Ils évoquent aussi l’inévitable Effet Streisand des lois de censure, où un contenu retiré va également nourrir le désir d’une partie du public d’obtenir l’information supprimée. « De plus, en présentant l’orateur réduit au silence en martyr de la liberté d'expression, la censure empêche également les critiques de donner des leçons de morale sur le contenu interdit ».
Ces législations seraient un terreau pour alimenter les tensions entre les groupes sociaux. « L'expérience enseigne que le moyen le plus efficace de réduire ou de résoudre les conflits entre ces groupes consiste à recourir à des approches coopératives et conciliantes plutôt qu'à une batterie de mesures législatives ».
Plutôt que d'empiler ce genre de textes, ils plaident pour d’autres stratégies comme celles des contrediscours : « Internet permet non seulement de transmettre plus facilement que jamais des messages haineux, mais il rend également la réfutation de ceux-ci plus facile également. De plus, internet permet de mesurer plus facilement l’étendue et l’incidence du contrediscours ».

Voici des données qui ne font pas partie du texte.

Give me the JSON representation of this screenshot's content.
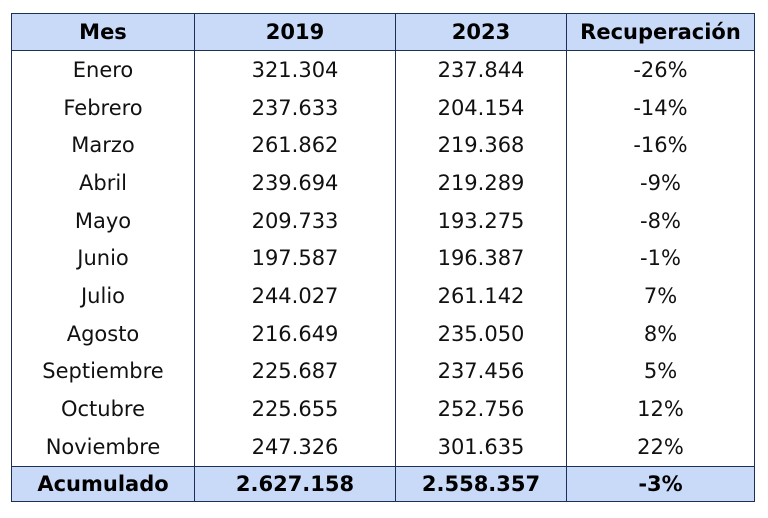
{
  "table": {
    "headers": [
      "Mes",
      "2019",
      "2023",
      "Recuperación"
    ],
    "rows": [
      [
        "Enero",
        "321.304",
        "237.844",
        "-26%"
      ],
      [
        "Febrero",
        "237.633",
        "204.154",
        "-14%"
      ],
      [
        "Marzo",
        "261.862",
        "219.368",
        "-16%"
      ],
      [
        "Abril",
        "239.694",
        "219.289",
        "-9%"
      ],
      [
        "Mayo",
        "209.733",
        "193.275",
        "-8%"
      ],
      [
        "Junio",
        "197.587",
        "196.387",
        "-1%"
      ],
      [
        "Julio",
        "244.027",
        "261.142",
        "7%"
      ],
      [
        "Agosto",
        "216.649",
        "235.050",
        "8%"
      ],
      [
        "Septiembre",
        "225.687",
        "237.456",
        "5%"
      ],
      [
        "Octubre",
        "225.655",
        "252.756",
        "12%"
      ],
      [
        "Noviembre",
        "247.326",
        "301.635",
        "22%"
      ]
    ],
    "total": [
      "Acumulado",
      "2.627.158",
      "2.558.357",
      "-3%"
    ]
  },
  "colors": {
    "header_bg": "#c9daf8",
    "border": "#1c2f55"
  }
}
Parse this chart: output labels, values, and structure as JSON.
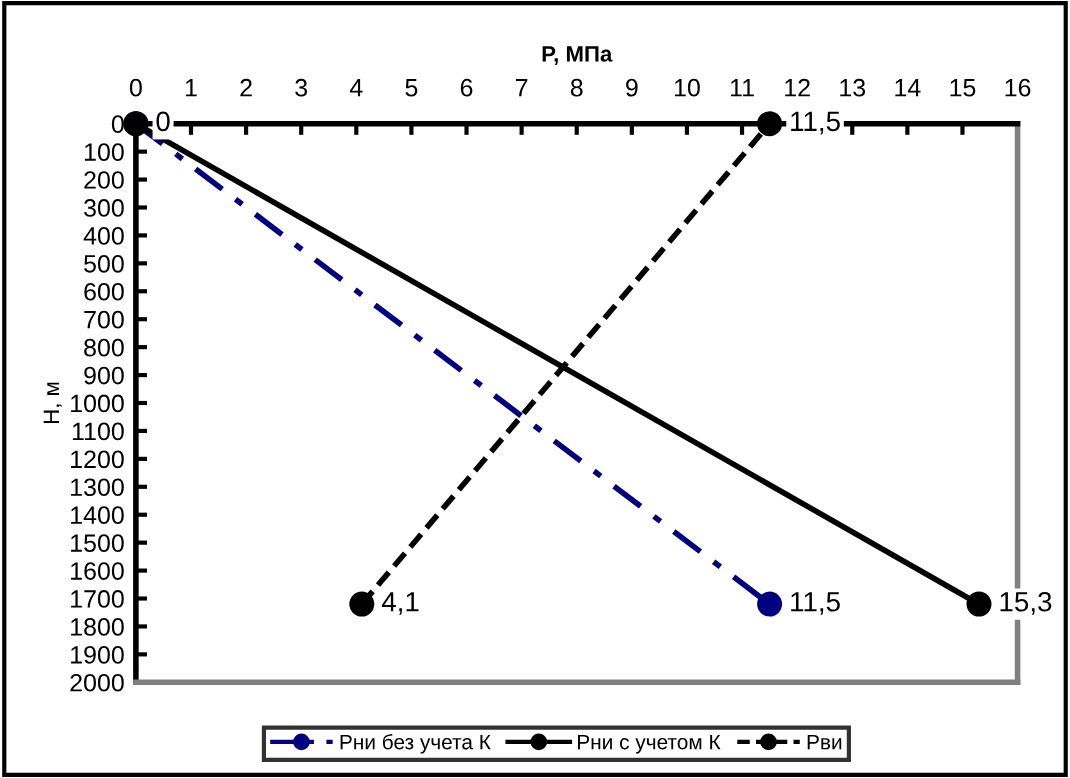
{
  "chart_data": {
    "type": "line",
    "xlabel": "P, МПа",
    "ylabel": "Н, м",
    "xlim": [
      0,
      16
    ],
    "xticks": [
      0,
      1,
      2,
      3,
      4,
      5,
      6,
      7,
      8,
      9,
      10,
      11,
      12,
      13,
      14,
      15,
      16
    ],
    "ylim": [
      2000,
      0
    ],
    "yticks": [
      0,
      100,
      200,
      300,
      400,
      500,
      600,
      700,
      800,
      900,
      1000,
      1100,
      1200,
      1300,
      1400,
      1500,
      1600,
      1700,
      1800,
      1900,
      2000
    ],
    "grid": false,
    "annotations": [
      {
        "text": "11,5",
        "x": 11.5,
        "y": 1720
      },
      {
        "text": "0",
        "x": 0,
        "y": 0
      },
      {
        "text": "15,3",
        "x": 15.3,
        "y": 1720
      },
      {
        "text": "4,1",
        "x": 4.1,
        "y": 1720
      },
      {
        "text": "11,5",
        "x": 11.5,
        "y": 0
      }
    ],
    "legend": "bottom",
    "marker": "circle",
    "series": [
      {
        "name": "Рни без учета К",
        "color": "#000080",
        "line_style": "dashdot",
        "x": [
          0,
          11.5
        ],
        "values": [
          0,
          1720
        ]
      },
      {
        "name": "Рни с учетом К",
        "color": "#000000",
        "line_style": "solid",
        "x": [
          0,
          15.3
        ],
        "values": [
          0,
          1720
        ]
      },
      {
        "name": "Рви",
        "color": "#000000",
        "line_style": "dashed",
        "x": [
          4.1,
          11.5
        ],
        "values": [
          1720,
          0
        ]
      }
    ]
  }
}
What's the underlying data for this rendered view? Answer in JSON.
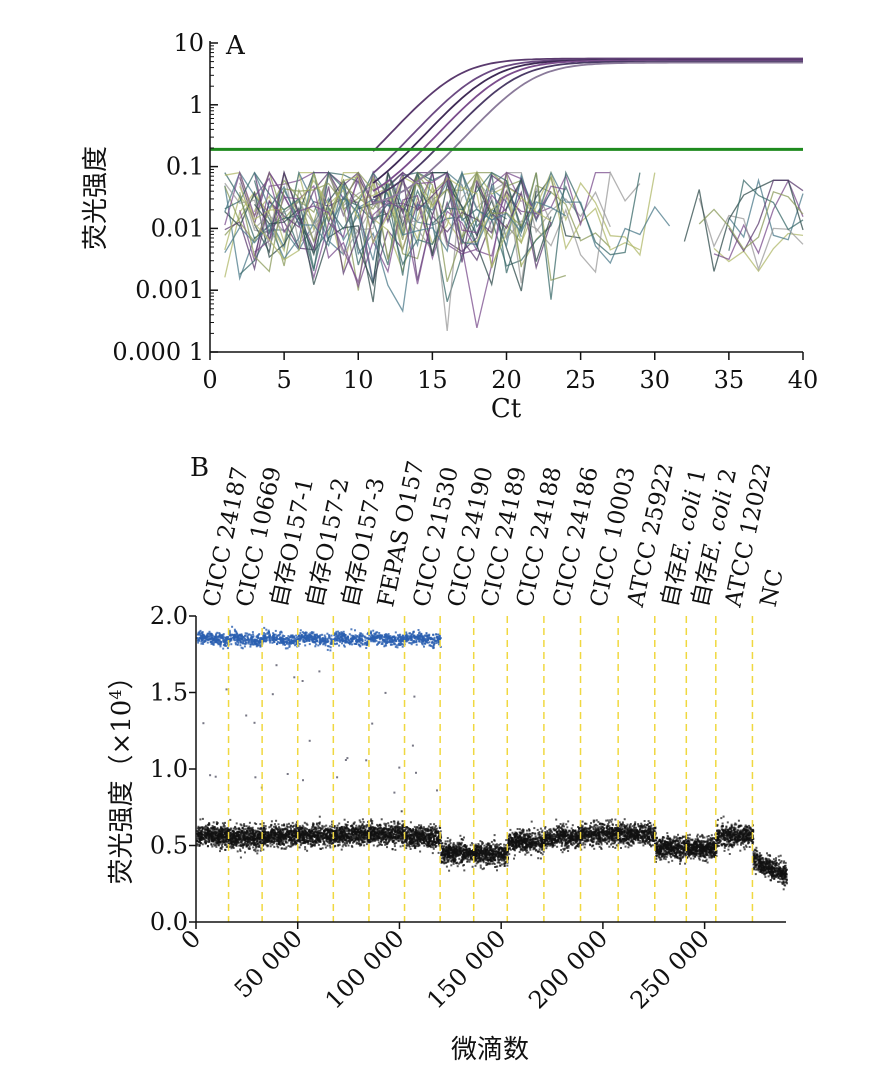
{
  "chart_data": [
    {
      "panel": "A",
      "type": "line",
      "xlabel": "Ct",
      "ylabel": "荧光强度",
      "xlim": [
        0,
        40
      ],
      "ylim": [
        0.0001,
        10
      ],
      "yscale": "log",
      "x_ticks": [
        0,
        5,
        10,
        15,
        20,
        25,
        30,
        35,
        40
      ],
      "x_tick_labels": [
        "0",
        "5",
        "10",
        "15",
        "20",
        "25",
        "30",
        "35",
        "40"
      ],
      "y_ticks": [
        10,
        1,
        0.1,
        0.01,
        0.001,
        0.0001
      ],
      "y_tick_labels": [
        "10",
        "1",
        "0.1",
        "0.01",
        "0.001",
        "0.000 1"
      ],
      "threshold": 0.19,
      "threshold_color": "#1e8a1e",
      "amplification_curves": [
        {
          "ct_midpoint": 16.5,
          "plateau": 5.6,
          "color": "#5a3a6e"
        },
        {
          "ct_midpoint": 18.0,
          "plateau": 5.4,
          "color": "#6b4a82"
        },
        {
          "ct_midpoint": 18.8,
          "plateau": 5.3,
          "color": "#3e2a55"
        },
        {
          "ct_midpoint": 19.6,
          "plateau": 5.2,
          "color": "#7a4c8c"
        },
        {
          "ct_midpoint": 20.4,
          "plateau": 5.0,
          "color": "#4b3b66"
        },
        {
          "ct_midpoint": 21.5,
          "plateau": 4.8,
          "color": "#8a7a9a"
        }
      ],
      "noise_colors": [
        "#5a3a6e",
        "#3a6a6a",
        "#8a9a5a",
        "#b0b86a",
        "#4b7a8a",
        "#7a4c8c",
        "#999999",
        "#2e4a4a"
      ]
    },
    {
      "panel": "B",
      "type": "scatter",
      "xlabel": "微滴数",
      "ylabel": "荧光强度（×10⁴）",
      "ylabel_main": "荧光强度（×10",
      "ylabel_sup": "4",
      "ylabel_tail": "）",
      "xlim": [
        0,
        290000
      ],
      "ylim": [
        0,
        2.0
      ],
      "x_ticks": [
        0,
        50000,
        100000,
        150000,
        200000,
        250000
      ],
      "x_tick_labels": [
        "0",
        "50 000",
        "100 000",
        "150 000",
        "200 000",
        "250 000"
      ],
      "y_ticks": [
        0.0,
        0.5,
        1.0,
        1.5,
        2.0
      ],
      "y_tick_labels": [
        "0.0",
        "0.5",
        "1.0",
        "1.5",
        "2.0"
      ],
      "positive_color": "#2a5fb0",
      "negative_color": "#111111",
      "divider_color": "#f0d840",
      "wells": [
        {
          "label": "CICC 24187",
          "start": 0,
          "end": 16000,
          "positive": true,
          "neg_level": 0.57
        },
        {
          "label": "CICC 10669",
          "start": 16000,
          "end": 32500,
          "positive": true,
          "neg_level": 0.56
        },
        {
          "label_prefix": "自存",
          "label_rest": "O157-1",
          "start": 32500,
          "end": 50000,
          "positive": true,
          "neg_level": 0.57
        },
        {
          "label_prefix": "自存",
          "label_rest": "O157-2",
          "start": 50000,
          "end": 67500,
          "positive": true,
          "neg_level": 0.57
        },
        {
          "label_prefix": "自存",
          "label_rest": "O157-3",
          "start": 67500,
          "end": 85000,
          "positive": true,
          "neg_level": 0.58
        },
        {
          "label": "FEPAS O157",
          "start": 85000,
          "end": 102500,
          "positive": true,
          "neg_level": 0.58
        },
        {
          "label": "CICC 21530",
          "start": 102500,
          "end": 120000,
          "positive": true,
          "neg_level": 0.56
        },
        {
          "label": "CICC 24190",
          "start": 120000,
          "end": 136500,
          "positive": false,
          "neg_level": 0.46
        },
        {
          "label": "CICC 24189",
          "start": 136500,
          "end": 153000,
          "positive": false,
          "neg_level": 0.45
        },
        {
          "label": "CICC 24188",
          "start": 153000,
          "end": 171000,
          "positive": false,
          "neg_level": 0.53
        },
        {
          "label": "CICC 24186",
          "start": 171000,
          "end": 189000,
          "positive": false,
          "neg_level": 0.56
        },
        {
          "label": "CICC 10003",
          "start": 189000,
          "end": 207500,
          "positive": false,
          "neg_level": 0.58
        },
        {
          "label": "ATCC 25922",
          "start": 207500,
          "end": 225500,
          "positive": false,
          "neg_level": 0.58
        },
        {
          "label_prefix": "自存",
          "label_italic": "E. coli",
          "label_rest": " 1",
          "start": 225500,
          "end": 241000,
          "positive": false,
          "neg_level": 0.49
        },
        {
          "label_prefix": "自存",
          "label_italic": "E. coli",
          "label_rest": " 2",
          "start": 241000,
          "end": 255500,
          "positive": false,
          "neg_level": 0.49
        },
        {
          "label": "ATCC 12022",
          "start": 255500,
          "end": 273500,
          "positive": false,
          "neg_level": 0.57
        },
        {
          "label": "NC",
          "start": 273500,
          "end": 290000,
          "positive": false,
          "neg_level": 0.33
        }
      ],
      "positive_level": 1.87
    }
  ]
}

La loi NetzDG et ses effets
Au passage, ils égratignent la loi NetzDG en œuvre depuis 2018. Les réseaux sociaux comportant plus de deux millions d’utilisateurs allemands ont l’obligation en principe de supprimer en 24 heures les contenus manifestement illégaux, s’ils se raccrochent à l'une des 21 dispositions du Code pénal allemand auxquelles se réfère la loi. Parmi ces dispositions, relevons l’atteinte aux convictions, à l’intimité, à la liberté individuelle, les insultes, la mise en danger de l’État de droit démocratique… En cas de défaut de retrait, la plateforme encourt jusqu’à 50 millions d’euros d’amende.
L’EFF, la FABA et la Pr Strossen relèvent que l’entrée en vigueur de cette loi n’a pas empêché le parti d’extrême droite « Alternative pour l’Allemagne » de percer aux élections. Au contraire, des discours parodiant leur champ lexical ont, eux, été victimes de censure sur Twitter, sur fond de loi NetzDG. « De manière particulièrement ironique, la loi NetzDG a même supprimé un tweet du ministre allemand des Affaires étrangères, Heiko Maas, qui avait été son principal promoteur quand il était ministre de la Justice. Son tweet retiré avait traité d’« idiot » un opposant à l’immigration ».
Malgré la loi NetzDG, les attentats se sont poursuivis outre-Rhin (Hanau, Halle, assassinat du préfet Walter Lübcke, etc.). « Même les partisans de la loi NetzDG sont bien obligés de reconnaître qu’elle n’a manifestement pas bloqué les idées, les contenus ni les actions haineuses. Nombre d’entre eux soutiennent désormais une autre loi, encore plus stricte, qui obligerait les médias sociaux à supprimer encore plus de contenus. Il n’est donc pas étonnant que de nombreux Allemands déplorent cette initiative comme étant la pire des situations : elle bâillonnerait l’expression importante de citoyens respectueux de la loi, sans pour autant supprimer les opinions ni la violence haineuse ».
Saisi le 18 mai, le Conseil constitutionnel rendra sa décision avant le 18 juin prochain.